We've just announced a great thing - the cooperation with Pentaho and DataCleaner which brings DataCleaners profiling features to all users of Pentaho Data Integration (aka. Kettle)! Not only is this something I've been looking forward to for a long time because it is a great exposure for us, but it also opens up new doors in terms of functionality. In this blog post I'll describe something new: Data monitoring with Kettle and DataCleaner.

While DataCleaner is perfectly capable of doing continuous data profiling, we lack the deployment platform that Pentaho has. With Pentaho you get orchestration and scheduling, and even with a graphical editor.

A scenario that I often encounter is that someone wants to execute a daily profiling job, archive the results with a timestamp and have the results emailed to the data steward. Previously we would set this sorta thing up with DataCleaner's command line interface, which is still quite a nice solution, but if you have more than just a few of these jobs, it can quickly become a mess.

So alternatively, I can now just create a Kettle job like this:

Here's what the example does:

  1. Starts the job (duh!)
  2. Creates a timestamp which needs to be used for archiving the result. This is done using a separate transformation, which you can do either using the "Get System Info" step or the "Formula" step.
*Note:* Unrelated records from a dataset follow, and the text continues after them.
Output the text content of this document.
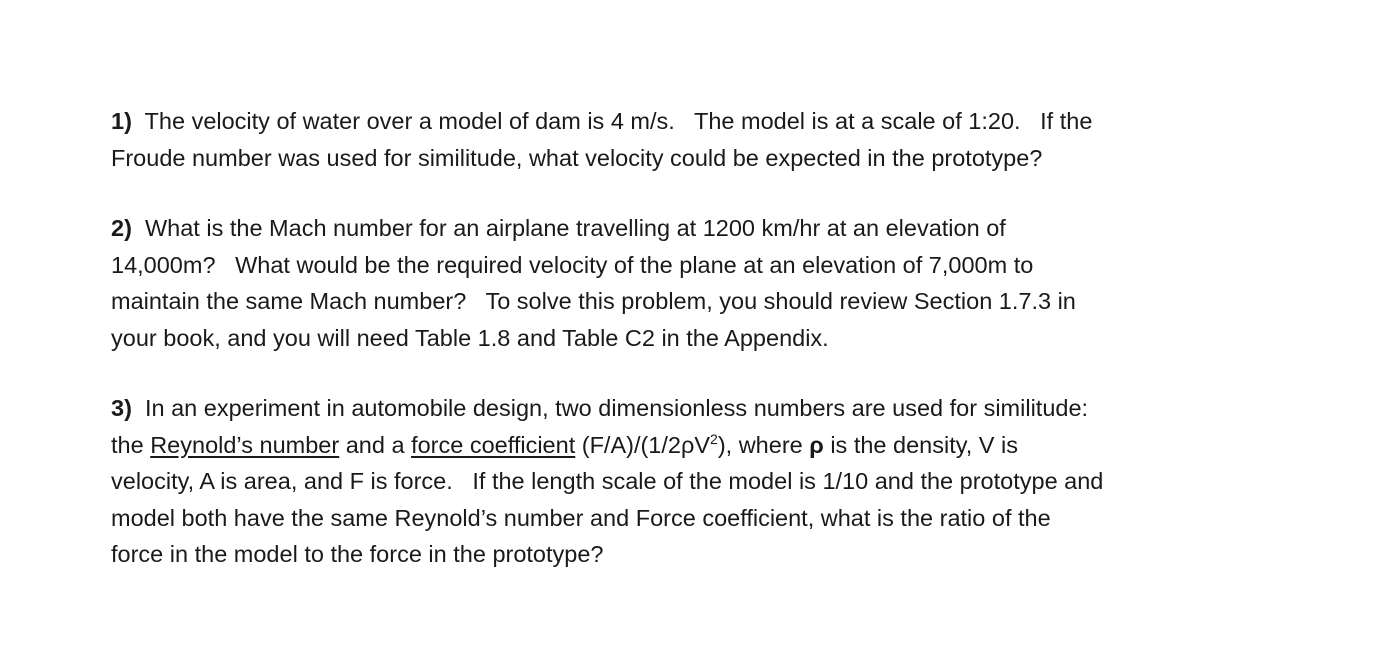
1) The velocity of water over a model of dam is 4 m/s.   The model is at a scale of 1:20.   If the
Froude number was used for similitude, what velocity could be expected in the prototype?

2) What is the Mach number for an airplane travelling at 1200 km/hr at an elevation of
14,000m?   What would be the required velocity of the plane at an elevation of 7,000m to
maintain the same Mach number?   To solve this problem, you should review Section 1.7.3 in
your book, and you will need Table 1.8 and Table C2 in the Appendix.

3) In an experiment in automobile design, two dimensionless numbers are used for similitude:
the Reynold’s number and a force coefficient $(F/A)/(1/2\rho V^2)$, where ρ is the density, V is
velocity, A is area, and F is force.   If the length scale of the model is 1/10 and the prototype and
model both have the same Reynold’s number and Force coefficient, what is the ratio of the
force in the model to the force in the prototype?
The result is put into a variable called "today".
  3. Executes the DataCleaner job. The result filename is set to include the "${today}" variable!
  4. Emails the results to the data steward.
  5. If everything went well without errors, the job is succesful.
Pretty neat and something I am extremely happy about!

In the future I imagine to have even more features built like this. For example an ability to run multiple DataCleaner jobs with configuration options stored as data in the ETL flow. Or the ability to treat the stream of data in a Kettle transformation as the input of the DataCleaner job. Do you guys have any other wild ideas?
Update: In fact we are now taking actions to provide more elaborate data quality monitoring features to the community. Go to my blog entry about the plans for DataCleaner 3.0 for more information.


techie said...

I have a doubt, I downloaded the Datacleaner and perform profiling as well. but i cannot see profiling job component which you have mentioned above.

techie said...

Now, i can see the Execute datacleaner job, it is failing sometimes with file doesnt exists and sometime with No such datastore.

Kasper Sørensen said...

Hi techie,

Yea, it's been a while since anyone paid much attention to this plugin I think. And it's not really backed by the professional edition anymore, so our best chance is maybe to invogorate a bit of community activity here.

The source for the Pentaho plugin is here: https://github.com/datacleaner/pdi-datacleaner
We should start by upgrading to the latest version of both PDI and DataCleaner, I think.

techie said...

oh , surprising. I like this Datacleaner a lot. I am using Pentaho 7.0 and datacleaner latest version 5.1.5. I am able to resolve the "Nosuchdatastore" issue. No i am facing issue of data conversion. Actually datacleaner generate xml file which has datatype VARCHAR for all string fields whereas file input field has datatype as STRING. So, getting error with expected VARCHAR and its STRING. Very weird.